全長 50cm(写真は40cmほど))
ちょくちょく訪れる砂地の根で、見慣れない姿形のフエダイ系の魚を見つけたのは、2017年12月のことだった。
普段目にするフエダイたちに比べ2回りほど大きく、それでいて体色には目立つ黒点以外目を引くものが無いために、アカヒメジの群れに混じっていても、色合い的にもサイズ的にも随分浮いて見えた。
どうやらこの魚、クロホシフエダイという魚らしい。
フツーにここにいます…的なたたずまいの大きめな魚ではあるけれど、この年にここで出会うまで、チラともその姿に出会ったことはない。
ところが釣りを楽しむ方々には他のフエダイ類同様お馴染みのようで、イッテンフエダイとの見分け方にしろなんにしろ、検索してみると「釣った、食べた」というサイトのほうが圧倒的に多い。
図鑑的にもさほど珍しい存在ではなさそうながら、釣果の写真に比べれば、ネット上には海の中で撮られた写真はほとんどないといってもいい。

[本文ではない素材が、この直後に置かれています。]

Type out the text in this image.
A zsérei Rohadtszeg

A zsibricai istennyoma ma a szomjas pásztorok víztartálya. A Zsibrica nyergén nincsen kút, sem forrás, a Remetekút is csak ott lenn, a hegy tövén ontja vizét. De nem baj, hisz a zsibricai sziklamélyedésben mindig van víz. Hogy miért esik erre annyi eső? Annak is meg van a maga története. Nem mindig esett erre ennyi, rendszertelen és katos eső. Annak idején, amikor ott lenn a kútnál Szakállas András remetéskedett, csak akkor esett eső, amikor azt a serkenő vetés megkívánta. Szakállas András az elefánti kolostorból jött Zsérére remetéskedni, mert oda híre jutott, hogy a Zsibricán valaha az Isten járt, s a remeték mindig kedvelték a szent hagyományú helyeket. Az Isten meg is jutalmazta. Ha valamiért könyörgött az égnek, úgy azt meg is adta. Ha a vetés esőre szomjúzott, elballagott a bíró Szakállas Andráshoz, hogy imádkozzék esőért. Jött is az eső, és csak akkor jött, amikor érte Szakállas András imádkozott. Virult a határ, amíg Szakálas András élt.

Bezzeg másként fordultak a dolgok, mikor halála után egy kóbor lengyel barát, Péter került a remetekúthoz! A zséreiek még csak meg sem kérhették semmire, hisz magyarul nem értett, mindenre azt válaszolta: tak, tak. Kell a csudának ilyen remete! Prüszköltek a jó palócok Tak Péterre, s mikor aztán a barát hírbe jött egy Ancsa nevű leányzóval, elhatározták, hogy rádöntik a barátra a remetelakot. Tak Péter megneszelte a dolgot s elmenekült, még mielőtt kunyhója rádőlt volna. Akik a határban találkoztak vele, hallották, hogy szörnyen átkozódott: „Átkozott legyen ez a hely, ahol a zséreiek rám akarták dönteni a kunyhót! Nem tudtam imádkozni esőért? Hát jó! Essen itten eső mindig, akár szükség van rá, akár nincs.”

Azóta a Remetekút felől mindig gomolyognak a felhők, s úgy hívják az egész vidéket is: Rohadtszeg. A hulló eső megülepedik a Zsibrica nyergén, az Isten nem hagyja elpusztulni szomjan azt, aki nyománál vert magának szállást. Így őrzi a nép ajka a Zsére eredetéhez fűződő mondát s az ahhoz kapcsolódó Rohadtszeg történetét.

いかにダイバーに相手にされていない魚かということがよくわかる。
幼魚はやはりマングローブ域のような汽水環境を好むようなのだから、そういった環境が無い水納島近辺の海に多数生息しているとは考えにくい。
地味ではあるけれど、少なくとも水納島では、いつでもどこでも観られる魚ではないことだけはたしかだ。
偽物扱いのニセクロホシフエダイはたくさんいるのに、本家クロホシフエダイはレアだったとは…
せっかくだから、この機会にその姿を残しておこう。
※追記(2021年8月)
結局このクロホシフエダイは、この年(2017年)の冬の束の間だけここに居てくれただけで、その後今(2021年8月)に至るまで、一度も目にしてはいない。
たとえ証拠写真程度でも、記録に残せておけてよかったよかった。